What Facebook Told Anthro About The Way You Shop

By Alysa Seeland

Thursdays are by far the best day to shop for clothes. Most experts recommend that you head out in the evening from 6pm - 9pm in order to get the weekend prices before the crop gets over picked and your left with tank-tops. 

This Thursday, however, I'm interested in a new piece of juicy gossip that was delivered to my house yesterday: what Facebook told Anthro about you and how that influenced their January catalogue.

Now if there's one thing I need to do it's pay credit where credit is due, Anthro is probably one of the only stores that all five women in my family (who have different shapes, styles and color preferences) can walk into and out of with an armful of finds. There are many reasons for their success but if I can boil down to one thing it's this: they are experts at the art identity and experience, something Facebook recognized a long time ago. 
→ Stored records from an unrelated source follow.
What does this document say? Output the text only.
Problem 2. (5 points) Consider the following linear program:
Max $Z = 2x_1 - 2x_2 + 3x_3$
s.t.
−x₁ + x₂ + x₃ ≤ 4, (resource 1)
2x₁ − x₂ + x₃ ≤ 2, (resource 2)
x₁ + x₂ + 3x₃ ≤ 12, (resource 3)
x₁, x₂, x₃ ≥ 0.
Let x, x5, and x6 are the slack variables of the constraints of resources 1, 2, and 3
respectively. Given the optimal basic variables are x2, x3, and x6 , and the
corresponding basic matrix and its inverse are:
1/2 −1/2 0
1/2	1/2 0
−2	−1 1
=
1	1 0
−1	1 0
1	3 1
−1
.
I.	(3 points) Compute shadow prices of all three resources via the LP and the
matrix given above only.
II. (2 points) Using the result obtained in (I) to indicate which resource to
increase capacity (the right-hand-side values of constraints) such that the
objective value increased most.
Just look at this page of their January catalogue:

There is something strikingly familiar about these photographs. For one it is a couple, a curious choice since Anthro's clothing line is exclusively female. There is no text - no advertisements in fact it looks more like a friend's Facebook album than a page in a catalogue.

And there's the rub - what Anthro learned from Facebook is that you do not care as much about the clothes you wear as what you do or who holds you in them.

 How did Facebook know this? Well, we told them. From our profile pictures to the images we un-tag Facebook knows that you are a masters at selecting pictures that convey the life that we want to portray/show that we experience.

So, rather than market specific items to you, Facebook told Anthro to market an experience, a relationship, a couple at the beach. 

This woman is carefree, she is loved and she looks amazing. She is in the arms of an attractive male. Her clothes are young and have a sophisticated elegance conveyed by the combination of the traditional cable-knit sweater and the flowing silk blouse in complementary tones. 

And what surprises me the most is that the clothes that are being advertised are quite hard to find - the editor of the magazine made a deliberate decision: he or she wanted  you to experience this day - walk with them on the beach watch a moving picture as it were of their happy life together. The outfit was intentional but not the focus - the focus the main point was the experience.

Smart retailers have always concerned themselves with your experience - that's why you have personal shoppers, that's why you are able to touch, feel, sit, try on. And what we see Anthro doing here is just a more obvious targeting of our how we portray ourselves and what our clothes say about the identity we let other's see.

So how can our psyche compete with retail companies who understand our desires so deeply? How can we arm ourselves against feelings of worthlessness or insecurity when we cannot afford to purchase an item that we feel shows our identity or the one we wished we portrayed? What's more, how can we keep ourselves from buying clothing that we do not need or cannot afford when we feel the pressure to re-invent ourselves based on the images we wish we portrayed?

The first step is realizing that we are being worked over. As cute as these models are - they are here to get you to believe a story, a story in which you live happily ever after in Anthro's clothes on a beach in the middle of January. And Anthro is not here to make your life better they are here to get you to buy their clothing. If I'm perfectly honest - Anthro doesn't care about who you are or what you look like, they just care about getting you to imagine your life in the story they're telling. 

So the next time you walk into J.Crew, or type AnnTaylor into your browser, I want you to pretend your walking into a horror film - and everything and everyone in the store is telling you to go down into the dark warehouse. Now you can certainly get out of there alive - you're smart! But realizing the circumstances you're walking into is crucial to getting out of there in one piece!

What do you do to prevent warehouse slaughter in retail environments?